What was your favorite toy when you were a child?
I asked that to my writing class at LSU last week.
On the first day of each semester I ask them to introduce themselves by answering a series of questions. After the serious questions I have them answer one that is just fun.
Often that one reveals the most about their personalities and acts as an icebreaker for the whole class, setting a tone for free discussions.
We had fun with the toy question.
I wasn’t surprised by how different the answers of most of the young men were from the young women.
What intrigued me were the similarities and a few marked differences that between the answers of this generation compared to the answers that would have come from the kids with whom I grew up.

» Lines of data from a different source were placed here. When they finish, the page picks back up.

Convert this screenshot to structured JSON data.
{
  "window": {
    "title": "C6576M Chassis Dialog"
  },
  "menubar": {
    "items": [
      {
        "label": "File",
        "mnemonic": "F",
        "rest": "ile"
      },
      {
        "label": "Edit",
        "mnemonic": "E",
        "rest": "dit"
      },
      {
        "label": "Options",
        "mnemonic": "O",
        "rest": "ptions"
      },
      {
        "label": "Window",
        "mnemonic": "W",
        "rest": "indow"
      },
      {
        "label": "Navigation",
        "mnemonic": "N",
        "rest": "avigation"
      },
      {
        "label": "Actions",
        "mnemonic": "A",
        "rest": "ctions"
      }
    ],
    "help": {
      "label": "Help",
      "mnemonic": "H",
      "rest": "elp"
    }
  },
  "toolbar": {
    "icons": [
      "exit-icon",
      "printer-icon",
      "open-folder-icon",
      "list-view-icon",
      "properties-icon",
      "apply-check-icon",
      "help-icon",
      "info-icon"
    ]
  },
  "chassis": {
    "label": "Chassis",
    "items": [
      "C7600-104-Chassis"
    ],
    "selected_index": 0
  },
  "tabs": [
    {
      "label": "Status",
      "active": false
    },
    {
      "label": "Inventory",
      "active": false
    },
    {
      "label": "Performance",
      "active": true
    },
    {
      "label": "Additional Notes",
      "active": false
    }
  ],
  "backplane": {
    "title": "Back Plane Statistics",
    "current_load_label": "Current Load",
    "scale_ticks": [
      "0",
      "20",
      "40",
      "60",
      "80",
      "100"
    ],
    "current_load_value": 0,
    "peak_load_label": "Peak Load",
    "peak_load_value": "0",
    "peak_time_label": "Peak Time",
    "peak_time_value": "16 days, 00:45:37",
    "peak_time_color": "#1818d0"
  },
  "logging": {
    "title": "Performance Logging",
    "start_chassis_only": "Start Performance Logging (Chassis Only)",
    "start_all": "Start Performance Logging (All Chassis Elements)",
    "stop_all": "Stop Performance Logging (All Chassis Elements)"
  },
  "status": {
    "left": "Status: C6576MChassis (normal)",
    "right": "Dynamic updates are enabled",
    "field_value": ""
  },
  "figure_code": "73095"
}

The predominant toys of choice for the young women were dolls, much as I suspect they would have for a large percentage of girls of my generation. Naturally some of the students’ dolls had grown more sophisticated, but they were still dolls.
I realized that the few toys I have from my mother, who would be more than 100 years old now, are also dolls.
A couple of the guys in class answered with action figures. Those are a natural progression of the toy rubber and plastic soldiers I played with as a kid.
One answered Legos, which were the favorite of my younger son, who is a few years older than the students.
Legos are an updated version of the white blocks with green windows and doors that I fit together to build forts for my army men.
As I suspected, the biggest difference between my students’ generation and mine was the electronic games that were the joy of some of my students when they were children.
One of my students, who may do well as an inquiring journalist, then turned the question on me.
The first thing that came to mind was my red tractor that was a wee step up from a tricycle. One of the big differences of which I was quite proud was that it had a real steering wheel rather than handle bars.
Made of metal it looked to me a lot like the tractor of my neighbor, who sometimes let me sit on his lap and drive as he plowed his field.
The only thing I wanted to add to my tractor was a plow. It had a detachable wagon, but I usually removed that to make it go faster.
I wish now it had been equipped with an odometer, so I would know how many miles I drove it back and forth across the walkway from our back porch to the wash shed. I could just get up to full speed before I had to stop and turn around.
I was a little surprised that none of my students mentioned a similar toy or even a bicycle.
Those vehicles provided such independence.
On my tractor I could run away from home, even if I could only get 100 feet.